Appeal from the Circuit Court, Escambia County, William S. Rowley, J.
Michael J. Minerva, Public Defender, and Margaret Good, Asst. Public Defender, for appellant.
Robert L. Shevin, Atty. Gen., and Charles W. Musgrove, Asst. Atty. Gen., for appellee.
Appellant appeals a jury conviction of burglary of a dwelling. He urges that the sentence imposed thereon of life imprisonment is excessive.
Count II of the information alleged in pertinent part that:
"Samuel Averheart, . . . did unlawfully enter remain (sic) in a certain dwelling, located at 20 North Reus Street . . . the property of Pearl Bartlett as owner or custodian thereof, with the intent to commit an offense therein, to wit: Sexual Battery, contrary to Section 810.02(3), Florida Statutes."
Count I of the information alleged that appellant on the same date committed sexual battery upon Pearl Bartlett and that in the course thereof, he used or threatened to use a deadly weapon or he used actual physical force likely to cause serious personal injury, contrary to Section 794.011(3), Florida Statutes (1975). Appellant does not challenge the judgment and sentence imposed on this count.
Section 810.02, Florida Statutes (1975), provides in part:
"(1) `Burglary' means entering or remaining in a structure or a conveyance with the intent to commit an offense therein, . . . .
(2) Burglary is a felony of the first degree, punishable by imprisonment for a term of years not exceeding life imprisonment or as provided in § 775.082, § 775.083, or § 775.084, if, in the course of committing the offense, the offender:
(a) Makes an assault upon any person.
(b) Is armed, or arms himself within such structure, with explosives or a dangerous weapon.
(3) If the offender does not make an assault or is not armed, or does not arm himself, with a dangerous weapon or explosive as aforesaid during the course of committing the offense and the structure entered is a dwelling or there is a human being in the structure or conveyance at the time the offender entered or remained in the structure or conveyance, the burglary is a felony of the second degree, punishable as provided in § 775.082, § 775.083, or § 775.084. Otherwise, burglary is a felony of the third degree punishable as provided in § 775.082, § 775.083, or § 775.084."

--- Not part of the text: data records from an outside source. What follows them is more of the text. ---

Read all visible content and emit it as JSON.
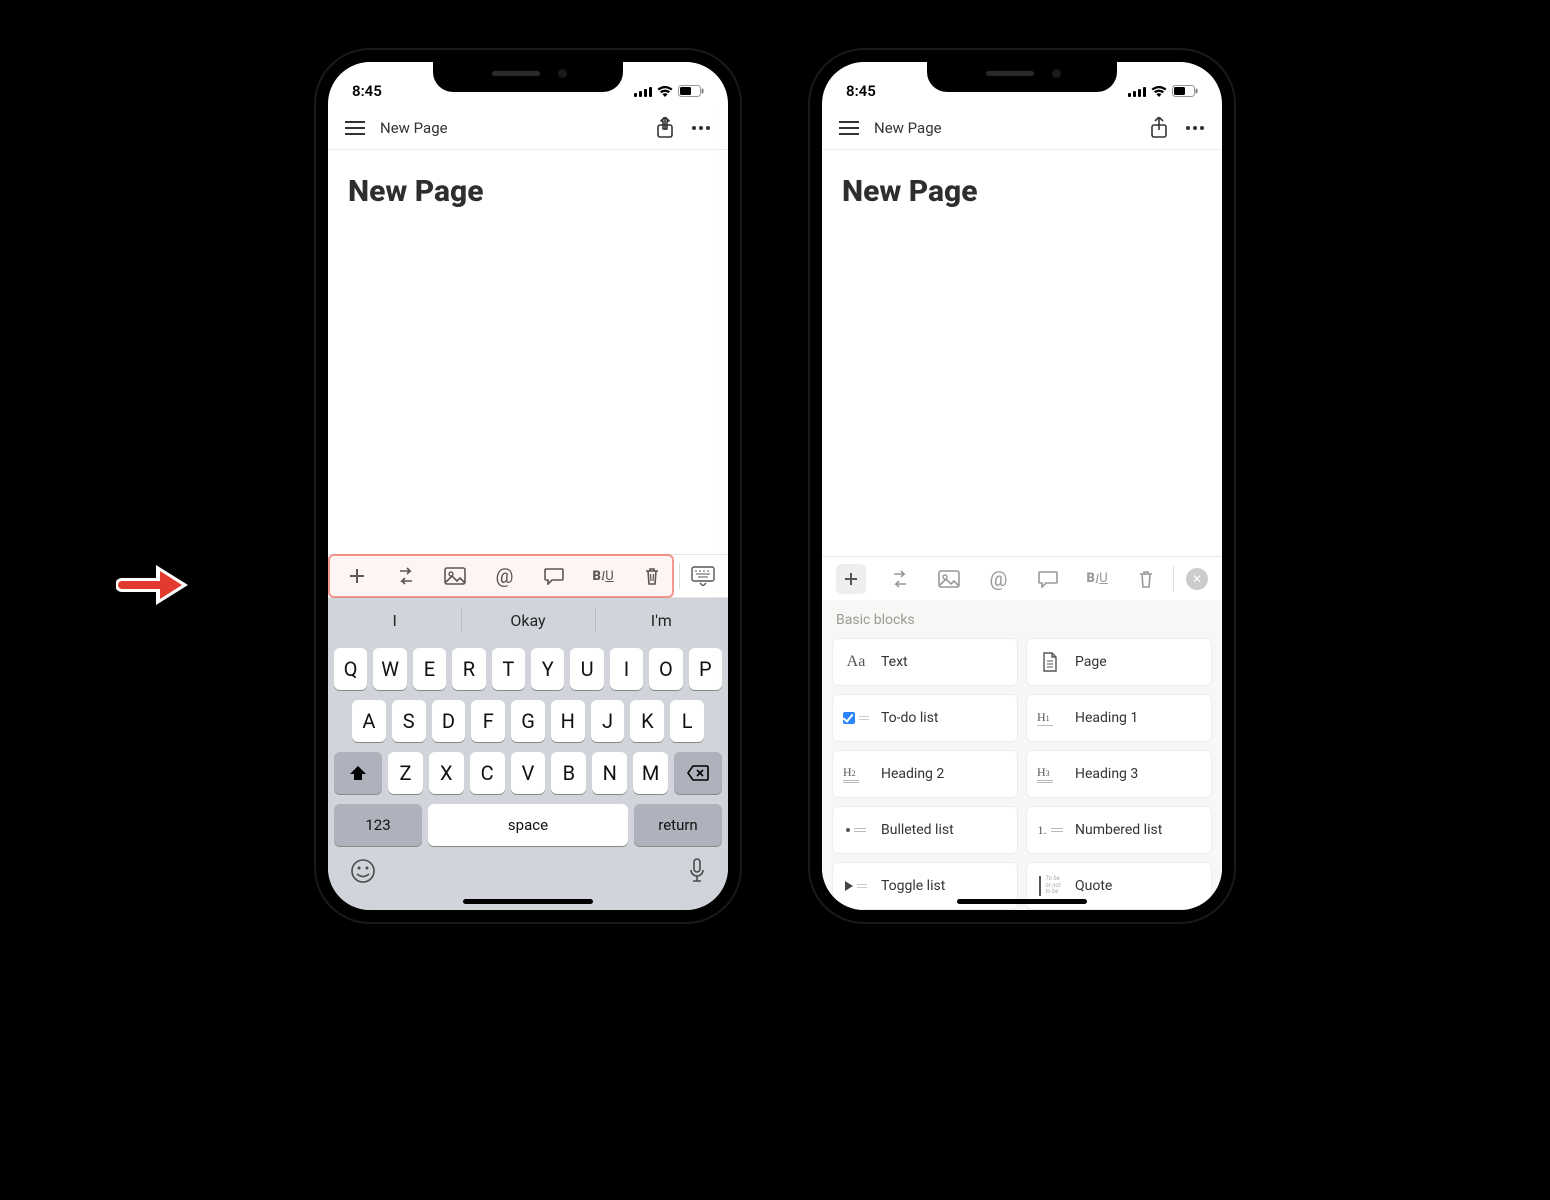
{
  "status": {
    "time": "8:45"
  },
  "nav": {
    "title": "New Page"
  },
  "page": {
    "heading": "New Page"
  },
  "toolbar": {
    "biu_b": "B",
    "biu_i": "I",
    "biu_u": "U"
  },
  "keyboard": {
    "predictions": [
      "I",
      "Okay",
      "I'm"
    ],
    "row1": [
      "Q",
      "W",
      "E",
      "R",
      "T",
      "Y",
      "U",
      "I",
      "O",
      "P"
    ],
    "row2": [
      "A",
      "S",
      "D",
      "F",
      "G",
      "H",
      "J",
      "K",
      "L"
    ],
    "row3": [
      "Z",
      "X",
      "C",
      "V",
      "B",
      "N",
      "M"
    ],
    "k123": "123",
    "space": "space",
    "return": "return"
  },
  "panel": {
    "title": "Basic blocks",
    "blocks": [
      {
        "label": "Text"
      },
      {
        "label": "Page"
      },
      {
        "label": "To-do list"
      },
      {
        "label": "Heading 1"
      },
      {
        "label": "Heading 2"
      },
      {
        "label": "Heading 3"
      },
      {
        "label": "Bulleted list"
      },
      {
        "label": "Numbered list"
      },
      {
        "label": "Toggle list"
      },
      {
        "label": "Quote"
      }
    ]
  },
  "quote_sample": "To be\nor not\nto be"
}
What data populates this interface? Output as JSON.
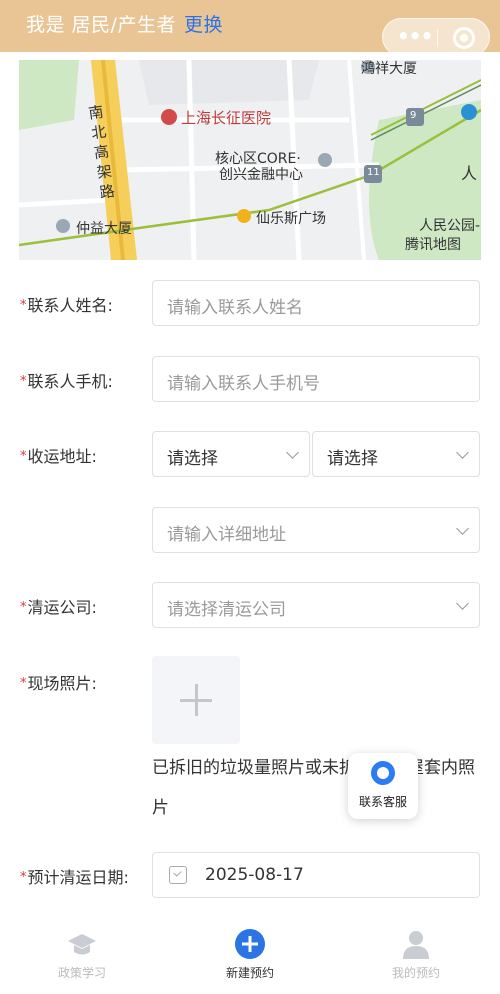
{
  "topbar": {
    "role_prefix": "我是 居民/产生者",
    "change_label": "更换"
  },
  "map": {
    "labels": {
      "hospital": "上海长征医院",
      "road": "南北高架路",
      "tower": "鸿祥大厦",
      "core": "核心区CORE·",
      "finance": "创兴金融中心",
      "zhongyi": "仲益大厦",
      "mall": "仙乐斯广场",
      "park": "人民公园-",
      "ren": "人",
      "provider": "腾讯地图",
      "metro9": "9",
      "metro11": "11"
    }
  },
  "form": {
    "name": {
      "label": "联系人姓名:",
      "placeholder": "请输入联系人姓名"
    },
    "phone": {
      "label": "联系人手机:",
      "placeholder": "请输入联系人手机号"
    },
    "address": {
      "label": "收运地址:",
      "select1": "请选择",
      "select2": "请选择",
      "detail_placeholder": "请输入详细地址"
    },
    "company": {
      "label": "清运公司:",
      "placeholder": "请选择清运公司"
    },
    "photo": {
      "label": "现场照片:",
      "hint": "已拆旧的垃圾量照片或未拆旧的房屋套内照片"
    },
    "date": {
      "label": "预计清运日期:",
      "value": "2025-08-17"
    }
  },
  "float_service": {
    "label": "联系客服"
  },
  "bottom_nav": {
    "tabs": [
      {
        "label": "政策学习",
        "icon": "graduation-cap-icon"
      },
      {
        "label": "新建预约",
        "icon": "plus-circle-icon"
      },
      {
        "label": "我的预约",
        "icon": "user-icon"
      }
    ]
  },
  "colors": {
    "topbar": "#e9c595",
    "accent": "#2b74e6",
    "required": "#d9373b"
  }
}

Count II of the information herein charged appellant with burglary of a dwelling under Section 810.02(3), a second degree felony. It contained no allegations of the aggravating circumstances set forth in Sections 810.02(2)(a) or 810.02(2)(b). The allegation that an assault occurred in the course of the commission of the burglary may not be inferred from other counts of the information. Under Section 810.02(3) which is applicable herein, appellant could be sentenced to no more than fifteen years imprisonment. Accordingly, the judgment of conviction is affirmed. The sentence imposed for Count II, burglary of a dwelling is set aside and the cause is remanded to the trial court for sentencing as provided by Section 810.02(3).
MILLS, Acting C.J., and ERVIN and MELVIN, JJ., concur.